We spent all morning at Auschwitz and all afternoon at Birkenau. And then that night, after tears and questions and silence, we gathered together to mark Shabbat. The challah broken, the prayers sung, the candles lit. God still with us, peace still possible, and shalom still present.
From that day on, I stuck close to Pinchas’ side. Leonard Cohen sang of “the tower of song,” Pinchas seemed to have his own suite in that tower. He sang everywhere he went. In synagogues, for Shabbat dinner, lullabies, in line for the bus, even as a wake up alarm to all those of us who had snatched the opportunity to catch a few minutes of sleep on one of the many 14-hour drives along the bumpy Polish highways. More often than not, I sang along – prayers for dinner, songs from his childhood, even a Yiddish tune or two, almost all in a language I didn’t understand.
Music was the way Pinchas met the world. It was in his soul, and it pervaded each space and memory I have of those 10 days. The day before we were to leave to return to Canada, we visited the concentration camp Majdanek.
Almost intact and located in an open field rife with wind tunnels, the sense of oppression was almost palpable. At the very end of the camp stands an enormous circular structure reaching to the sky. This monument, containing 70 tons of human ash and bones left behind as a ghoulish legacy of the atrocities carried out some 75 years earlier, often shocks visitors into silence. I was no exception. I clutched Pinchas’ hand. The breath left my body. I will always remember his voice rising to the sky, uttering the Kaddish – the prayer for the dead – in the place in which I found it the most difficult to pray, the notes rising above the muttered prayers of my fellow students.

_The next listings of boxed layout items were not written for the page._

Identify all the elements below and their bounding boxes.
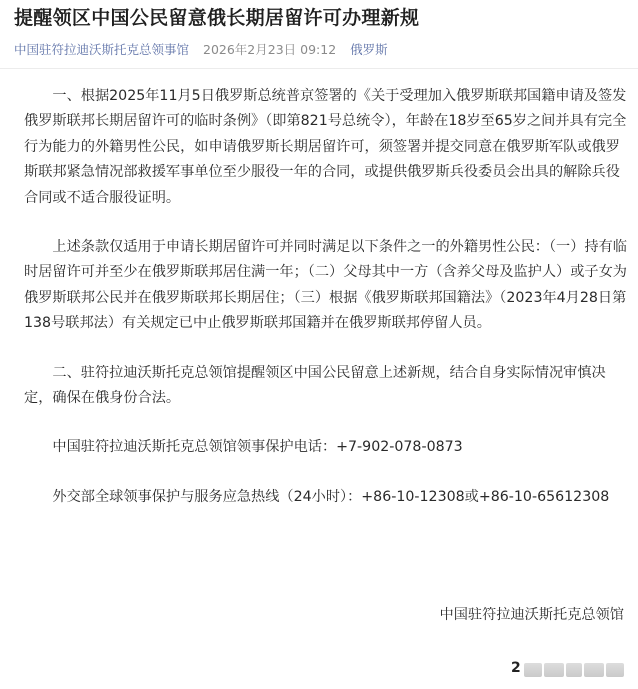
watermark-block	[544, 663, 564, 677]
article-title: 提醒领区中国公民留意俄长期居留许可办理新规	[14, 7, 420, 29]
watermark-overlay	[524, 658, 628, 682]
body-paragraph-1: 一、根据2025年11月5日俄罗斯总统普京签署的《关于受理加入俄罗斯联邦国籍申请及签发俄罗斯联邦长期居留许可的临时条例》（即第821号总统令），年龄在18岁至65岁之间并具有完全行为能力的外籍男性公民，如申请俄罗斯长期居留许可，须签署并提交同意在俄罗斯军队或俄罗斯联邦紧急情况部救援军事单位至少服役一年的合同，或提供俄罗斯兵役委员会出具的解除兵役合同或不适合服役证明。	[24, 88, 627, 206]
body-paragraph-3: 二、驻符拉迪沃斯托克总领馆提醒领区中国公民留意上述新规，结合自身实际情况审慎决定，确保在俄身份合法。	[24, 364, 606, 407]
watermark-block	[566, 663, 582, 677]
article-location-tag[interactable]: 俄罗斯	[350, 42, 388, 57]
watermark-block	[524, 663, 542, 677]
article-source[interactable]: 中国驻符拉迪沃斯托克总领事馆	[14, 42, 190, 57]
signature: 中国驻符拉迪沃斯托克总领馆	[439, 607, 624, 623]
watermark-block	[606, 663, 624, 677]
article-datetime: 2026年2月23日 09:12	[203, 42, 337, 57]
article-body	[24, 84, 628, 534]
date-fragment: 2	[511, 660, 521, 676]
body-paragraph-hotline: 外交部全球领事保护与服务应急热线（24小时）：+86-10-12308或+86-10-65612308	[52, 488, 610, 505]
header-divider	[0, 68, 638, 69]
watermark-block	[584, 663, 604, 677]
body-paragraph-consular-phone: 中国驻符拉迪沃斯托克总领馆领事保护电话：+7-902-078-0873	[52, 439, 463, 456]
article-meta	[14, 40, 388, 58]
body-paragraph-2: 上述条款仅适用于申请长期居留许可并同时满足以下条件之一的外籍男性公民：（一）持有临时居留许可并至少在俄罗斯联邦居住满一年；（二）父母其中一方（含养父母及监护人）或子女为俄罗斯联邦公民并在俄罗斯联邦长期居住；（三）根据《俄罗斯联邦国籍法》（2023年4月28日第138号联邦法）有关规定已中止俄罗斯联邦国籍并在俄罗斯联邦停留人员。	[24, 239, 627, 332]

Two years later, the gift that Pinchas gave me is still, in many ways, just beginning to unfold in my life. In addition to the gift of his own story and presence, Pinchas in many ways gave me back the gift of music, and in many ways my own voice.
I returned to those same places this year, but this time without Pinchas, who had chosen to accompany another group on their trip. I found myself once again at Majdenack and Treblinka, but this time without my companion of song. As I saw the same questions and loss of voice in the faces of my own students, I heard my name once again. One of my students had taken hold of my hand.
“Can you sing?” she asked. And so I thought of Pinchas and took a deep breath.